When dealing with parametric equations, horizontal tangents occur where the slope of the tangent is zero. This means that the derivative of the y-component with respect to the parameter, here denoted as \(t\), must equal zero.
For the parametric equations given by \(x = 10 - t^2\) and \(y = t^3 - 12t\), we calculate the derivative \(\frac{dy}{dt} = 3t^2 - 12\).
To find where the horizontal tangent occurs, we set \(\frac{dy}{dt} = 0\):

• \(3t^2 - 12 = 0\)
• This simplifies to \(t^2 = 4\)
• Solving for \(t\), we get \(t = \pm 2\)

Substitute these values back into the parametric equations to find the corresponding points:

• For \(t = 2\), the point is \((6, -16)\)
• For \(t = -2\), the point is \((6, 16)\)

These points are where the curve has horizontal tangents, meaning the slope at these points is zero, and the tangent lines are flat.
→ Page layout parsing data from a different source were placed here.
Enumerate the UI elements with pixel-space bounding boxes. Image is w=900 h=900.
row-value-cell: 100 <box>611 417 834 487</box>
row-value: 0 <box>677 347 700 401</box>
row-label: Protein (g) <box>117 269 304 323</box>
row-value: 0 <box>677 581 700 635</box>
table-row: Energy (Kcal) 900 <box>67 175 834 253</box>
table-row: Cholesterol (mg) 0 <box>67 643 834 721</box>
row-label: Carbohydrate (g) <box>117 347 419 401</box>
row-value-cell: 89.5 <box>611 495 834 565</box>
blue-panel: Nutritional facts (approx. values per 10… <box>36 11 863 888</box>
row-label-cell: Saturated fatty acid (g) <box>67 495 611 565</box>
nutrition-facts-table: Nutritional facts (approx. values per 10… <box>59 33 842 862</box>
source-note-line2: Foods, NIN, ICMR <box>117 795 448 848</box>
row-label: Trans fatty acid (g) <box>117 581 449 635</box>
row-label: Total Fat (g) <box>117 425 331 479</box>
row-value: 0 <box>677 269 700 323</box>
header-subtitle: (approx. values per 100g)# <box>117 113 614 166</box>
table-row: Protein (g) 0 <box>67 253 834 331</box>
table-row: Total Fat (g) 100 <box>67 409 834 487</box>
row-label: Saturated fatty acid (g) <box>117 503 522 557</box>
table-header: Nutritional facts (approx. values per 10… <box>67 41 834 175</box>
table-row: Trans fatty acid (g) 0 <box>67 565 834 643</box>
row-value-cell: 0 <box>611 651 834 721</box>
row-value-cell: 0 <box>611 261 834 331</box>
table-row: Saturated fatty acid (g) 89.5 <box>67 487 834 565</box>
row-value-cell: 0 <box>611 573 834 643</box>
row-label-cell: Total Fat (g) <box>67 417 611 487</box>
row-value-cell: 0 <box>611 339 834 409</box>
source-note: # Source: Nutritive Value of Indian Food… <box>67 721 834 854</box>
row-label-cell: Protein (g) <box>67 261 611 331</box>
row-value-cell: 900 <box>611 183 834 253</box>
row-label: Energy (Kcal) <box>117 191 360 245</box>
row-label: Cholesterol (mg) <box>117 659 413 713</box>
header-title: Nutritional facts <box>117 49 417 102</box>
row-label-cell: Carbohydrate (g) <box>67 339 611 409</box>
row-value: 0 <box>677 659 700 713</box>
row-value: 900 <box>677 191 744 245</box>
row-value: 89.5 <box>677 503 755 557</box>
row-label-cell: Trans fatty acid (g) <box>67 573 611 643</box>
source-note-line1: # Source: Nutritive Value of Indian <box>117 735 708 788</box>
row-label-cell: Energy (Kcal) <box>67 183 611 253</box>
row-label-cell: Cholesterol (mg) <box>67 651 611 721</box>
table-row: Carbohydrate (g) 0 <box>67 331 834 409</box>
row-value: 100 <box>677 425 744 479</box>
Vertical tangents occur in parametric equations where the slope of the tangent is undefined. This happens when the derivative of the x-component with respect to the parameter, \(t\), equals zero.
Given the parametric equation \(x = 10 - t^2\), we find the derivative \(\frac{dx}{dt} = -2t\).
To locate where the vertical tangent appears, set \(\frac{dx}{dt} = 0\):

• \(-2t = 0\)
• Solving yields \(t = 0\)

Now, substitute \(t = 0\) into the parametric equations to find the vertical tangent's corresponding point:

• At \(t = 0\), the point is \((10, 0)\)

This means that at this point, the slope is undefined, suggesting the tangent line is vertical.

Derivatives play a crucial role in analyzing parametric curves. They help determine the nature of the slope of the tangent at any point on the curve.
In parametric equations, separate derivatives are calculated with respect to the parameter \(t\):

• For the x-component, \(\frac{dx}{dt} = -2t\)
• For the y-component, \(\frac{dy}{dt} = 3t^2 - 12\)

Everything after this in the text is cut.